-- Сима, ты бы и потом могла с мужем переговорить, -- политично заметила Анфуса Гавриловна. -- Мы хоть и родители тебе, а промежду мужем и женой один бог судья.
-- Это ты верно, Фуса, -- подтвердил Харитон Артемьич, старясь не смотреть на зятя. -- В другой раз и помолчать надо бы, Сима.
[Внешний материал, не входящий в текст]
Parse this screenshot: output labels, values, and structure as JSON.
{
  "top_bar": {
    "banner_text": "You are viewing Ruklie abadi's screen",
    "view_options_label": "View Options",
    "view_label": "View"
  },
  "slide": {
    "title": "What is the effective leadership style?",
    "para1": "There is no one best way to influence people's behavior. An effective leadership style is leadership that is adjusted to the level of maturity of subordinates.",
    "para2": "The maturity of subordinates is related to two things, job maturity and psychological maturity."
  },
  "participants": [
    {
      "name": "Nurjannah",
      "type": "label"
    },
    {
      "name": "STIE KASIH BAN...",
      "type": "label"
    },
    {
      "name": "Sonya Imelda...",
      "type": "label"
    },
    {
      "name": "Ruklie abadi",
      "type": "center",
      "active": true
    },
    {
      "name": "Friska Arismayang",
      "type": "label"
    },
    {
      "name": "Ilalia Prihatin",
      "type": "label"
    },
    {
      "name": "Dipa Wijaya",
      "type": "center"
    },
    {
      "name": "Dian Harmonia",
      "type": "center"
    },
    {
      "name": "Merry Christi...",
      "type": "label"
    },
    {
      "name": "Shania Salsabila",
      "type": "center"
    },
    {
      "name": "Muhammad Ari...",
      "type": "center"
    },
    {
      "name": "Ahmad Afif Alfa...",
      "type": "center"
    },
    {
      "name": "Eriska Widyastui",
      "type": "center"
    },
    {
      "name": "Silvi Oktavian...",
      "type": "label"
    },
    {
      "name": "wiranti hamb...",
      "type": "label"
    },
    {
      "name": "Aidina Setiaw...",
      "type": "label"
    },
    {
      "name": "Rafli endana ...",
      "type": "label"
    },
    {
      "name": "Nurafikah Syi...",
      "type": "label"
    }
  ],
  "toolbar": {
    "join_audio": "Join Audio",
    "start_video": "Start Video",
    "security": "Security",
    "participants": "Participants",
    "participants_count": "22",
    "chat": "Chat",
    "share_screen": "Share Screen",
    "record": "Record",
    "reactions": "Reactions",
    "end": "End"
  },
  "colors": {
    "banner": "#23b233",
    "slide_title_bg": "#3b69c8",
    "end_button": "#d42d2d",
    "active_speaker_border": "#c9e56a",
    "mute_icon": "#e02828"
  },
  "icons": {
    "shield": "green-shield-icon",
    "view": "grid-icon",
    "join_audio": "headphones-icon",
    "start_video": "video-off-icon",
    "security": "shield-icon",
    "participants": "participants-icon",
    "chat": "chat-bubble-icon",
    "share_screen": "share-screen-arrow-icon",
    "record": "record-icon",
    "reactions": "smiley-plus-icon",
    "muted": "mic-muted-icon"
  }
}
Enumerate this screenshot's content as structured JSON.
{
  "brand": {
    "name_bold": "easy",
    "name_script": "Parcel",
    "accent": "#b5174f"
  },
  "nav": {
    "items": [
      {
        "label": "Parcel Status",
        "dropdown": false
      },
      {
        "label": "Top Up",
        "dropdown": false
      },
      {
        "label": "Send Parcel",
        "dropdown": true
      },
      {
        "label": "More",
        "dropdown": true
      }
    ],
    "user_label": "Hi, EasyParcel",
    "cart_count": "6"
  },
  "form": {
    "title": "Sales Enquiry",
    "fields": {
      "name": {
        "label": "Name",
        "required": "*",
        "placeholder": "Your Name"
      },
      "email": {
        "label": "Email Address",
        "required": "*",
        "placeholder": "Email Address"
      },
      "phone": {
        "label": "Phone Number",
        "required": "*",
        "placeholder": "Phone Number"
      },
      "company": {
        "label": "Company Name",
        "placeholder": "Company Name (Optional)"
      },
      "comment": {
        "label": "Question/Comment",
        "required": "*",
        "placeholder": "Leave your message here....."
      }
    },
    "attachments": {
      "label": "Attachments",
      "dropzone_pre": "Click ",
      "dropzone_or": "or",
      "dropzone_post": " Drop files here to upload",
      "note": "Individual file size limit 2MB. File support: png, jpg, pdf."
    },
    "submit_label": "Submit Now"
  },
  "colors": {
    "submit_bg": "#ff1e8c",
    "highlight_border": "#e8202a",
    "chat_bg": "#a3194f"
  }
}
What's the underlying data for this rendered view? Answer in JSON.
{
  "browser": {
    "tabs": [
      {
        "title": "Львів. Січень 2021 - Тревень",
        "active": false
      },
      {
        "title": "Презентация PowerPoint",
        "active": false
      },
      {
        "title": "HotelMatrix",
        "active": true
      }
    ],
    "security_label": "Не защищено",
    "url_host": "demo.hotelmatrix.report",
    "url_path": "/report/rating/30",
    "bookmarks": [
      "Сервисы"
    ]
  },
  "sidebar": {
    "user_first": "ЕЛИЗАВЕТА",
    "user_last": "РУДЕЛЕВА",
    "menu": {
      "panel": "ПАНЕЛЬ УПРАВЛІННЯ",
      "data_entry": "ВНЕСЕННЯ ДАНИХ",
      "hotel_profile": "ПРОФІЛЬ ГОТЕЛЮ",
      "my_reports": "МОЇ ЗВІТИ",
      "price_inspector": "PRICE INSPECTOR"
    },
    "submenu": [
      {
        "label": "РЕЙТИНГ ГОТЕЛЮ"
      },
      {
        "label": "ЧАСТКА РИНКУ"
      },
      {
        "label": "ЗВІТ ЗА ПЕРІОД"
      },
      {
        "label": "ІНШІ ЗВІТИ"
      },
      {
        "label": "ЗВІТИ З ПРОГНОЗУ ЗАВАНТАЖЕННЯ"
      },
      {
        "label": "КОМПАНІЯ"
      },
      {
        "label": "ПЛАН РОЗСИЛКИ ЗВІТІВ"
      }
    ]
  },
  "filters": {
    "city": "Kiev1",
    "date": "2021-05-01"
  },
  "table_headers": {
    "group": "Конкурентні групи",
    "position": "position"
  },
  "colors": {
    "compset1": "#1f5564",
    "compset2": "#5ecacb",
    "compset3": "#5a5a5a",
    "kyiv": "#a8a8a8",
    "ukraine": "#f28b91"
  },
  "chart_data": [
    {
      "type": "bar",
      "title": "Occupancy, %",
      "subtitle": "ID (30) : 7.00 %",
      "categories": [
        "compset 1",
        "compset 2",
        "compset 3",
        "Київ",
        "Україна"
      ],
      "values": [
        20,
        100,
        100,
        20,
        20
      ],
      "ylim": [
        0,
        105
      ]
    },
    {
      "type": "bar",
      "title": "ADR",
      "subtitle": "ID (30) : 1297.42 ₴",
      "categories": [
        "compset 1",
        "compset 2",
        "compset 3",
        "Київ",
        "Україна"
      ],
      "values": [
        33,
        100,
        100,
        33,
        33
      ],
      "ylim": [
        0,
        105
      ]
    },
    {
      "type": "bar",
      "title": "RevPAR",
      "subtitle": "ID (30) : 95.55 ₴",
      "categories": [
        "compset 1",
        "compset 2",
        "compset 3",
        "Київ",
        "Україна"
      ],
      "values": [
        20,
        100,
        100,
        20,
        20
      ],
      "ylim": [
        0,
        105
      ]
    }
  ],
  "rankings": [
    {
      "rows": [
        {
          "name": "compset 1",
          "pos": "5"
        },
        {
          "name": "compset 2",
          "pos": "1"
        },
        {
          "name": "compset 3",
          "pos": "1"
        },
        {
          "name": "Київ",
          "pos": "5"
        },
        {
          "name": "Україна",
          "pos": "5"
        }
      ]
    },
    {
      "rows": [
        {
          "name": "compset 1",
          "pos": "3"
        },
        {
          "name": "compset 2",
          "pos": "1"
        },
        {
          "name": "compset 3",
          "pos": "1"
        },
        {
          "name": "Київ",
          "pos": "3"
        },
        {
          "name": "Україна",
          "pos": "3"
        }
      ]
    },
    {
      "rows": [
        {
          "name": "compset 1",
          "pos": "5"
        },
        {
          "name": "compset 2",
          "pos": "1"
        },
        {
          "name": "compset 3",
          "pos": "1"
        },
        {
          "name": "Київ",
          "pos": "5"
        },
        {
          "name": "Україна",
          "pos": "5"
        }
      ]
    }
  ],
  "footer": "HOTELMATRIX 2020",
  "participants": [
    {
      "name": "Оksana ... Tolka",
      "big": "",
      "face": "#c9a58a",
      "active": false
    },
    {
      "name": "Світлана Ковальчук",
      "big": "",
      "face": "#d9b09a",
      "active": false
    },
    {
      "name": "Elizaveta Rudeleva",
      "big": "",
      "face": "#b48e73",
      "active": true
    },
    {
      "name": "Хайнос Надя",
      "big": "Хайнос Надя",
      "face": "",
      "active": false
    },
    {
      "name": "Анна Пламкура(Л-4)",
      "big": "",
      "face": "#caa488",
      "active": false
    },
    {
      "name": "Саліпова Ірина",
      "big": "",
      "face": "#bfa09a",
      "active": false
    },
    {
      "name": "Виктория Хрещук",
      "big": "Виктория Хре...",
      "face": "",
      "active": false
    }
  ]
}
Этого было достаточно, и Серафима залилась слезами. С ней даже сделалось дурно. Проснувшиеся дети тоже принялись кричать. Одним словом, получилась жестокая семейная сцена, и Галактион не мог заснуть до утра. Он даже не оправдывался, а только затаил ненависть к жене, главным образом потому, что она срамила его в чужом доме, на людях. А он еще так соскучился о ребятишках и так рад был их видеть. И дети тоже обрадовались и так мило льнули к нему, точно цыплята. В первый раз еще охватила его какая-то смутная жалость по отношению вот к этим детским головкам, точно над ними собиралась темная туча. Ему, наконец, было совестно смотреть в эти чистые детские глаза, припоминая сцену, когда он обнимал Харитину. Если бы жена не накинулась на него, он, вероятно, сам бы рассказал все, чтоб отрезать всякую возможность повторения чего-нибудь подобного, а теперь жена точно заперла его на замок своими обвинениями. Результат этой сцены был один: во что бы то ни стало выбраться как можно скорее из тестева дома. В своем углу все-таки сам большой, сам маленький, а здесь чувствовалась тяжелая зависимость. Перебирая в уме, кто бы мог наплесть жене разные сплетни, Галактион решил, что это была тихоня Агния, и возненавидел ее. Как бы он удивился, если б узнал, что писала сама Харитина!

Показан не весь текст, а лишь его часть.